Boaz Bischofswerder and Felix Werder - Refugee Musicians
In 1934 Boaz Bischofserder, the cantor of the Brunenstrasse Synagogue (Liberal Judaism) in Berlin emigrated to England with his family, as, since 1933, the situation of Jews in Germany had begun to deteriorate in light of the rise and growing power of Nazism. Bischofswerder had a fine tenor voice. In 1926 the BBC recorded him singing some of his liturgical arrangements. The Archive holds a copy of this record now on tape and lodged a copy in the film archive at 'Beth Tefutsot'(Ramat Gan, Israel) in 1997, as well as a recording originally made in the 1970s of a German cantor singing Bischofswerder's arrangements. In the future, it is hoped the tapes can be digitally mastered. While in England, Werder studied fine arts.
Boaz Bischofswerder and his son Felix (Werder) were among those transported to Australia from Germany as enemy aliens in the course of World War II, docking at Darling Harbour from the 'Dunera' on 7th September 1940. A plaque now marks the spot where the ship landed. They subsequently were interned at Hay and Tatura for four years for the duration of the war.
Felix Werder had a younger half brother, Fred Bishops (lately of England). The latter's daughter, Naomi, while a student of the Victorian Film School in Melbourne composed a video (in 1998) on the life of her famous uncle and grandfather, which was entitled Boaz . The archivist is keen to obtain a copy of this video, as her original copy was borrowed and lost.
While in the camps, Felix and Boaz continued to compose music. Bischofswerder's liturgical arrangements are based on the music of the nineteeth century liturgical composer Levandowsky and include Mir Adir and Sheva B'rochot(Seven Blessings) which are sung at weddings. He also wrote music for En Kelohenu , part of the morning service in the synagogue.

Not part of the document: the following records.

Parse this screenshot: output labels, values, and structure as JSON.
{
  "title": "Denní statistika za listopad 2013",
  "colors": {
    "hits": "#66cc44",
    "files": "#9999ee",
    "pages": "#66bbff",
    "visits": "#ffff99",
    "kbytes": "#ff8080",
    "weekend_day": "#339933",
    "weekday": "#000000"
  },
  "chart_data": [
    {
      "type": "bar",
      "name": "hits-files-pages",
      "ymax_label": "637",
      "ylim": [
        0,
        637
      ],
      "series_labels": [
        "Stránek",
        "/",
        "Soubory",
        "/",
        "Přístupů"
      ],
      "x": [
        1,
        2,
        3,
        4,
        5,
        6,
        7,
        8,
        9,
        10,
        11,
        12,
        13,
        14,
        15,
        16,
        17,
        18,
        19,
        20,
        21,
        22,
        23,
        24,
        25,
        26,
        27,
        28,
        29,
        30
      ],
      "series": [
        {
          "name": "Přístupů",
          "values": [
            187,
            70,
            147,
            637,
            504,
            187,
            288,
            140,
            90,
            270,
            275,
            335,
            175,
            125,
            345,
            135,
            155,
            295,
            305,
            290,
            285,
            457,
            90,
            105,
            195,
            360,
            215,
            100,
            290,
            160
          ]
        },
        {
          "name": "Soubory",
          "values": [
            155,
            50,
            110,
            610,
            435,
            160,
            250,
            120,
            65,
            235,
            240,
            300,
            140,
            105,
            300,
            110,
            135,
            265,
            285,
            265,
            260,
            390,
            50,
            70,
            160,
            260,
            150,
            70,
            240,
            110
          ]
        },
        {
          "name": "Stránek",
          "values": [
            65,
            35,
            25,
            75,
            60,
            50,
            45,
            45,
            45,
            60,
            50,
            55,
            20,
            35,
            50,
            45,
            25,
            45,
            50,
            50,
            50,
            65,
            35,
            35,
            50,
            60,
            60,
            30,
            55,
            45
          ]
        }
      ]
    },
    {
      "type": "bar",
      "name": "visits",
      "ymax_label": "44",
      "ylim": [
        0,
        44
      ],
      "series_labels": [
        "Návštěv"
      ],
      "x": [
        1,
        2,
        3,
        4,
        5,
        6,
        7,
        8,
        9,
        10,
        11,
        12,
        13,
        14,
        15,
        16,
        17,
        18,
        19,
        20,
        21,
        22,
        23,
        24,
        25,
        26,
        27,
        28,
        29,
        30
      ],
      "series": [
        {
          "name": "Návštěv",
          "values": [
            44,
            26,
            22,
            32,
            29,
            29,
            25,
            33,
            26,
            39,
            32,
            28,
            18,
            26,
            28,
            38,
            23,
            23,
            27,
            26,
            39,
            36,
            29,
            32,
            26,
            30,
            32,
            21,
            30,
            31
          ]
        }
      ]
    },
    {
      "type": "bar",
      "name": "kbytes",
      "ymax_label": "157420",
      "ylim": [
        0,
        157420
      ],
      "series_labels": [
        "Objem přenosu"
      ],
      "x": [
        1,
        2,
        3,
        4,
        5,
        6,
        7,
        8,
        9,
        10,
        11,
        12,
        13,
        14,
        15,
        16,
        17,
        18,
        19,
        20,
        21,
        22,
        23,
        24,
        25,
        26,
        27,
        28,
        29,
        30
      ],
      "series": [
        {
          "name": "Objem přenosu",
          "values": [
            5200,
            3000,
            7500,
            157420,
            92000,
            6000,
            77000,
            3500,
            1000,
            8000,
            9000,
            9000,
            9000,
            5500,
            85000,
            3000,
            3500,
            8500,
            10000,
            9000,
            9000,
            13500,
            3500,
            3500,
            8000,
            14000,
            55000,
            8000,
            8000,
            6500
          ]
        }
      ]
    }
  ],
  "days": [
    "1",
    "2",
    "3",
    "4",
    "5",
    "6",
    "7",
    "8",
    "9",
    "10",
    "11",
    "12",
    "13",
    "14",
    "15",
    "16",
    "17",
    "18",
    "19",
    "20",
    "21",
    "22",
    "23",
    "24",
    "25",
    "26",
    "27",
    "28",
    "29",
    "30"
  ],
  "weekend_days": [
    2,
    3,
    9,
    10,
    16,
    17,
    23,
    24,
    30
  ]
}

Boaz wrote an original piece, Phantasia Judaica during the voyage on the 'Dunera'. This is featured on the video. Felix Werder commented that Phantasia Judaica represents Jewish ideas similar to those in the works of Bloch. The first performance was while on board ship, and according to Felix Werder, was written initially for four tenor voices, in the German vocal tradition. There were a number of other musicians on board and in the camps they were joined by other German and 'enemy alien' musicians such as Waerner Baer, who came via Shanghai. While at the camp in Hay, Boaz added a violin and piano part. In 1996, Felix added a further part for flute. Since he was eight years old (from 1930), Felix had acted as a music copyist for his father, and thus received a good background in the basics and structure of musical composition, which stood him in good stead in his future musical career, where his compositions have been in the forefront of 'avant garde' modern music and include several operas. His early musical upbringing in Berlin has continued to have a profound influence on his work. His family had been part of Schoenberg's musical circle, which espoused modern music.

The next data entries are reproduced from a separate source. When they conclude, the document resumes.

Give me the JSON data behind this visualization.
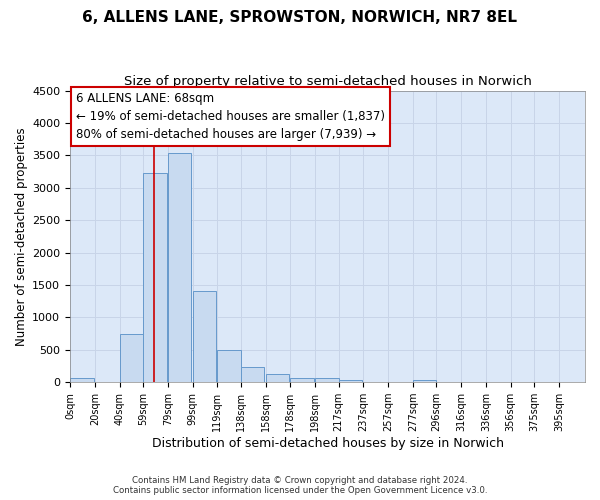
{
  "title": "6, ALLENS LANE, SPROWSTON, NORWICH, NR7 8EL",
  "subtitle": "Size of property relative to semi-detached houses in Norwich",
  "xlabel": "Distribution of semi-detached houses by size in Norwich",
  "ylabel": "Number of semi-detached properties",
  "bar_left_edges": [
    0,
    20,
    40,
    59,
    79,
    99,
    119,
    138,
    158,
    178,
    198,
    217,
    237,
    257,
    277,
    296,
    316,
    336,
    356,
    375,
    395
  ],
  "bar_heights": [
    70,
    0,
    750,
    3230,
    3530,
    1400,
    500,
    230,
    130,
    70,
    60,
    40,
    0,
    0,
    40,
    0,
    0,
    0,
    0,
    0,
    0
  ],
  "bar_color": "#c8daf0",
  "bar_edgecolor": "#6699cc",
  "ylim": [
    0,
    4500
  ],
  "yticks": [
    0,
    500,
    1000,
    1500,
    2000,
    2500,
    3000,
    3500,
    4000,
    4500
  ],
  "xtick_labels": [
    "0sqm",
    "20sqm",
    "40sqm",
    "59sqm",
    "79sqm",
    "99sqm",
    "119sqm",
    "138sqm",
    "158sqm",
    "178sqm",
    "198sqm",
    "217sqm",
    "237sqm",
    "257sqm",
    "277sqm",
    "296sqm",
    "316sqm",
    "336sqm",
    "356sqm",
    "375sqm",
    "395sqm"
  ],
  "property_size": 68,
  "property_line_color": "#cc0000",
  "annotation_line1": "6 ALLENS LANE: 68sqm",
  "annotation_line2": "← 19% of semi-detached houses are smaller (1,837)",
  "annotation_line3": "80% of semi-detached houses are larger (7,939) →",
  "annotation_box_color": "#ffffff",
  "annotation_box_edgecolor": "#cc0000",
  "grid_color": "#c8d4e8",
  "background_color": "#dce8f8",
  "footer_text": "Contains HM Land Registry data © Crown copyright and database right 2024.\nContains public sector information licensed under the Open Government Licence v3.0.",
  "title_fontsize": 11,
  "subtitle_fontsize": 9.5,
  "xlabel_fontsize": 9,
  "ylabel_fontsize": 8.5,
  "annotation_fontsize": 8.5
}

In addition to the music manuscripts, the Bischofswerder papers contain a handwritten Yiddish document in pencil of about 200 pages from a ruled notebook of A5 pages. The manuscript could be categorised as being halfway between a biography and a series of stories based on real life situations. The stories begin in Lublin and recapture the background of the lost world of Polish Yiddish culture during the High Holy Days, and move to the Yeshiva in Ger, an important centre of Hasidism and Yidische culture, which was one of the many Jewish communities obliterated by the Nazis. The journey is described in detail.

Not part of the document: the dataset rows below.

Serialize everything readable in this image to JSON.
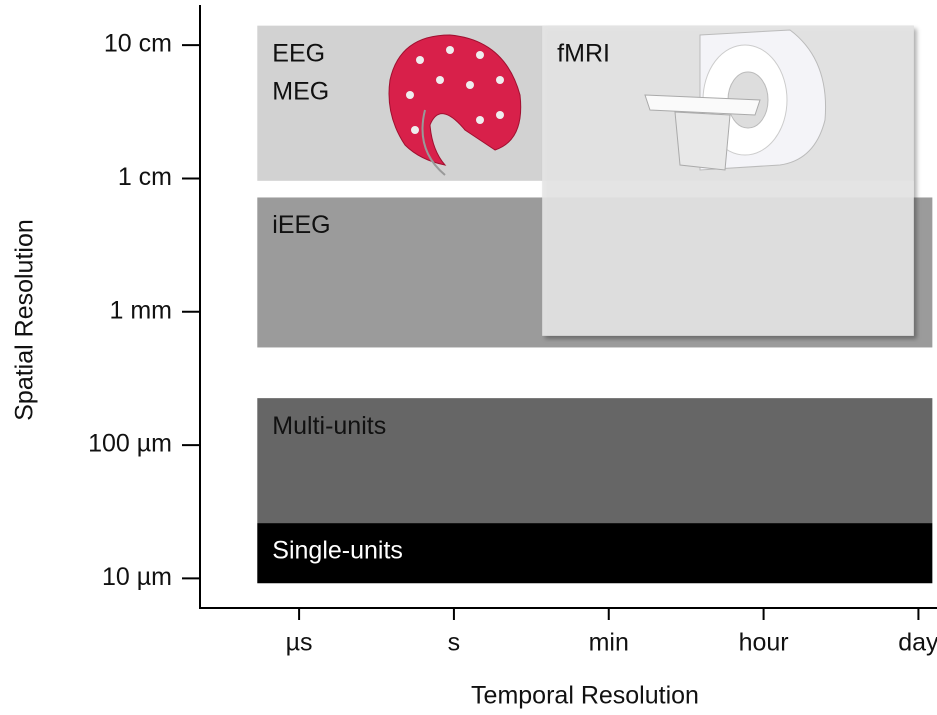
{
  "chart_data": {
    "type": "range",
    "x_label": "Temporal Resolution",
    "y_label": "Spatial Resolution",
    "xlim": [
      -0.64,
      4.12
    ],
    "xticks": [
      {
        "value": 0,
        "label": "µs"
      },
      {
        "value": 1,
        "label": "s"
      },
      {
        "value": 2,
        "label": "min"
      },
      {
        "value": 3,
        "label": "hour"
      },
      {
        "value": 4,
        "label": "day"
      }
    ],
    "ylim": [
      6e-06,
      0.2
    ],
    "y_scale": "log",
    "yticks": [
      {
        "value": 0.1,
        "label": "10 cm"
      },
      {
        "value": 0.01,
        "label": "1 cm"
      },
      {
        "value": 0.001,
        "label": "1 mm"
      },
      {
        "value": 0.0001,
        "label": "100 µm"
      },
      {
        "value": 1e-05,
        "label": "10 µm"
      }
    ],
    "series": [
      {
        "names": [
          "EEG",
          "MEG"
        ],
        "color": "#d2d2d2",
        "x": [
          -0.27,
          3.97
        ],
        "y": [
          0.0096,
          0.14
        ]
      },
      {
        "names": [
          "iEEG"
        ],
        "color": "#9b9b9b",
        "x": [
          -0.27,
          4.09
        ],
        "y": [
          0.00054,
          0.0072
        ]
      },
      {
        "names": [
          "fMRI"
        ],
        "color": "#e6e6e6",
        "x": [
          1.57,
          3.97
        ],
        "y": [
          0.00066,
          0.14
        ]
      },
      {
        "names": [
          "Multi-units"
        ],
        "color": "#666666",
        "x": [
          -0.27,
          4.09
        ],
        "y": [
          2.6e-05,
          0.000225
        ]
      },
      {
        "names": [
          "Single-units"
        ],
        "color": "#000000",
        "text_color": "#ffffff",
        "x": [
          -0.27,
          4.09
        ],
        "y": [
          9.2e-06,
          2.6e-05
        ]
      }
    ]
  }
}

Boaz Bischofswerder died in 1949, at a relatively young age, after only nine years in Australia, four of them in detention. It is apparent that he never could adapt to the loss of his homeland and the trauma of being uprooted from his native Germany and interned. Sadly, Australia still continues to intern refugees from life threatening political situations for long periods.
Felix Werder was born in Berlin in 1922. In the same year (1943) in which his father aranged the score of En Kelohenu , Felix wrote Symphony No.1 (Opus 6, Tatura [Internment] 1943) revising it in 1952. The latter is now available on compact disc, forming one of eight compositions. (Aspect 1996. Felix Werder). He wrote numerous other compositons during that time. The manuscript of Actomos was found among the papers and was composed for violin and voice by the twenty year old Felix Werder. Felix rescored it for strings, and it was performed in 1948 by the Sydney Symphony Orchestra conducted by the Director of the Conservatorium of Music (Sydney) Eugene Goossens. Goossens later conducted another of Werder's compositions Balletomomania with the same orchestra in 1955, gaving him a welcome break, at a period in his life when Werder was ready to give up composing, as his compositions had been continuously rejected. The ABC and other organisations considered them too avant-garde for public performance. However, from that time, his music was performed frequently.
Felix Werder continued to compose music till his death in May 2012. He founded the Australia Felix music group which toured Europe playing the new music and giving it exposure. This group included many prominent Australian musicians. Werder lived in Melbourne in a flat he shared with his beloved wife and cat.